The era of autonomous AI agents is here, and with it comes new responsibilities for how we deploy and secure these powerful tools.
The recent discovery of more than 21,000 publicly available OpenClaw instances revealed that widespread misconfiguration puts users at serious risk. With the misconfiguration of the associated Moltbook social network, which exposed API keys and login tokens, it is clear that the issue of secure use of these powerful AI agents needs to be addressed.
The real risk: the configuration, not the AI itself
The biggest risk is not AI itself, but how people configure it. These AI agents have privileged access to your system, persistent memory of your activities, and the ability to execute code autonomously. When thousands of instances are exposed on the Internet, it’s a recipe for disaster.
Malware spreads via skill packs, infostealers hide in community extensions, and exposed instances leak sensitive data like API keys and OAuth tokens. The misconfigured Moltbook database, for example, exposed the email addresses, login tokens, and API keys of all AI agents. These supply chain vulnerabilities have caused significant damage before, but now compromised entities can act autonomously on your behalf.
The critical threat: prompt injection
Prompt injection is perhaps the most critical threat. Because OpenClaw can read your emails and messages, a malicious actor can create content that hijacks the agent’s behavior, turning your own AI assistant into a weapon against you.
Unlike traditional cyberattacks that target software vulnerabilities, prompt injection exploits the very nature of these agents: their ability to interpret and act on natural language instructions. A simple email with hidden instructions can be enough to reprogram your agent to exfiltrate sensitive data, modify documents, or perform malicious actions, all while appearing to function normally.

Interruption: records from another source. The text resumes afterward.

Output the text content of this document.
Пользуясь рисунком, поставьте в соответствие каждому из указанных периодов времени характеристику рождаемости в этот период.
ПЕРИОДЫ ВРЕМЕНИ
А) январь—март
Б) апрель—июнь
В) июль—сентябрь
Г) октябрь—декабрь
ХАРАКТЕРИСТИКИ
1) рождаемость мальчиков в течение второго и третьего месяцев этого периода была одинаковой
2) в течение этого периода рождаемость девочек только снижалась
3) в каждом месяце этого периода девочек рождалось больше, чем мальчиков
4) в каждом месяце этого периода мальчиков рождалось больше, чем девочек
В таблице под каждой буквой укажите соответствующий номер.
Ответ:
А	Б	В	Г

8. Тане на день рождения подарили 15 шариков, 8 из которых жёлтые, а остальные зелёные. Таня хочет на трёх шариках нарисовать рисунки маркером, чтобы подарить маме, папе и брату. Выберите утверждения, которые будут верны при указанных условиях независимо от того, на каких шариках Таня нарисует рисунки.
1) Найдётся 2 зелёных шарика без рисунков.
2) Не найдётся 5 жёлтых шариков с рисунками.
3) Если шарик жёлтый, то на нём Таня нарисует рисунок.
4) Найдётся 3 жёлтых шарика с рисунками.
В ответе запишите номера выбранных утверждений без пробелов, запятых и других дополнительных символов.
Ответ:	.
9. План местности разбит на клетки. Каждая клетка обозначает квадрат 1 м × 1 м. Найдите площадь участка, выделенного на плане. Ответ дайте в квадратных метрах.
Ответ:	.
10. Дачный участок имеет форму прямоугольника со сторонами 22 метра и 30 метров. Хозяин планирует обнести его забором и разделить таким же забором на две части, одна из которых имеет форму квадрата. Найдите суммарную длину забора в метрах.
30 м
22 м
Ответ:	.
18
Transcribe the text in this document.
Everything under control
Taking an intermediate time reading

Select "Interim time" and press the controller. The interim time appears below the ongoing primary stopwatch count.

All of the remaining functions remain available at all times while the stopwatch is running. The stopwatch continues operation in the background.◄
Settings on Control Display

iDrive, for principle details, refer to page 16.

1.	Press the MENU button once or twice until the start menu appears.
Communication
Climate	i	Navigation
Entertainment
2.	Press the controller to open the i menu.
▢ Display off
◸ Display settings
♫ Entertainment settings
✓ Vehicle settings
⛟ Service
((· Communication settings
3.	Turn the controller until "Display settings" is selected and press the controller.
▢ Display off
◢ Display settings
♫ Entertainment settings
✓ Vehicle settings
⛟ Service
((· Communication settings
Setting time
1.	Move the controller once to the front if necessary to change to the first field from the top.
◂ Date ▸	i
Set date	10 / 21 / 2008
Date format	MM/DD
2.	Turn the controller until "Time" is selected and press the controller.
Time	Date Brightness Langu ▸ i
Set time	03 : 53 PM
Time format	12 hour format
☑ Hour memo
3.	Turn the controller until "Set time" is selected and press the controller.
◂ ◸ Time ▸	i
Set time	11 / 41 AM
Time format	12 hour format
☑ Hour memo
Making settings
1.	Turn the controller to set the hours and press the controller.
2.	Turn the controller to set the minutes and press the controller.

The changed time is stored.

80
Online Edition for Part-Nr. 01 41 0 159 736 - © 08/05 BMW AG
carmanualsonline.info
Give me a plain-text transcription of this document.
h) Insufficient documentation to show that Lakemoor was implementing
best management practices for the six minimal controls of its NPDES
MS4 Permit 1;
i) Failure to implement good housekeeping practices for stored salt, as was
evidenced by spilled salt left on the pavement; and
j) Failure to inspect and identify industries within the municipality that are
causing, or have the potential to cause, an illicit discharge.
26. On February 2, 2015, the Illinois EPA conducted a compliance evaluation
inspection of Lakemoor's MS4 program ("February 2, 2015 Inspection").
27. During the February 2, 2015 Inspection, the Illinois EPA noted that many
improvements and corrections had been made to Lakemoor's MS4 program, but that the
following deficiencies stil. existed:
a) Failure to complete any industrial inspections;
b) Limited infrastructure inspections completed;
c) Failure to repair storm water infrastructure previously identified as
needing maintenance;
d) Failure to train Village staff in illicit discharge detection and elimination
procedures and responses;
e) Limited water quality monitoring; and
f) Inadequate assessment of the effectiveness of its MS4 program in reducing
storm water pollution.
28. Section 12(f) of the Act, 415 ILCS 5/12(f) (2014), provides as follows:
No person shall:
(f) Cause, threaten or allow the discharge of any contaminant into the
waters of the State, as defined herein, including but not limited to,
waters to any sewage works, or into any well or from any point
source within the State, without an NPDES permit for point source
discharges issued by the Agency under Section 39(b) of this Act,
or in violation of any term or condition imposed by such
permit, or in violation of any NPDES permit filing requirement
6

The danger is all the greater as these agents have privileged access to your systems and a persistent memory of your activities. Once compromised, they don’t just leak information: they act autonomously on your behalf, with all the credibility and permissions you have granted them.
Essential Security Steps
A crucial first step is to ensure that your AI assistant is not exposed to the public internet. If you self-host your server on a VPS or home server, you need a secure tunnel to access it, not just an open port on the public Internet. Solutions like encrypted peer-to-peer networks or virtual private networks can create direct, encrypted connections between your devices without going through third-party servers, allowing you to access your self-hosted instance as if it were on your local network while keeping it completely invisible on the public Internet.
But secure access is just one layer: you also need to configure the assistant’s permissions and limit the devices and systems it can interact with.
- Don’t neglect the fundamentals
The convenience of autonomous AI agents should never come at the expense of security. Before deploying, carefully read the security documentation, use isolated systems, and implement appropriate authentication. If you’re unsure of your ability to secure a self-hosted deployment, consider whether the risks outweigh the benefits.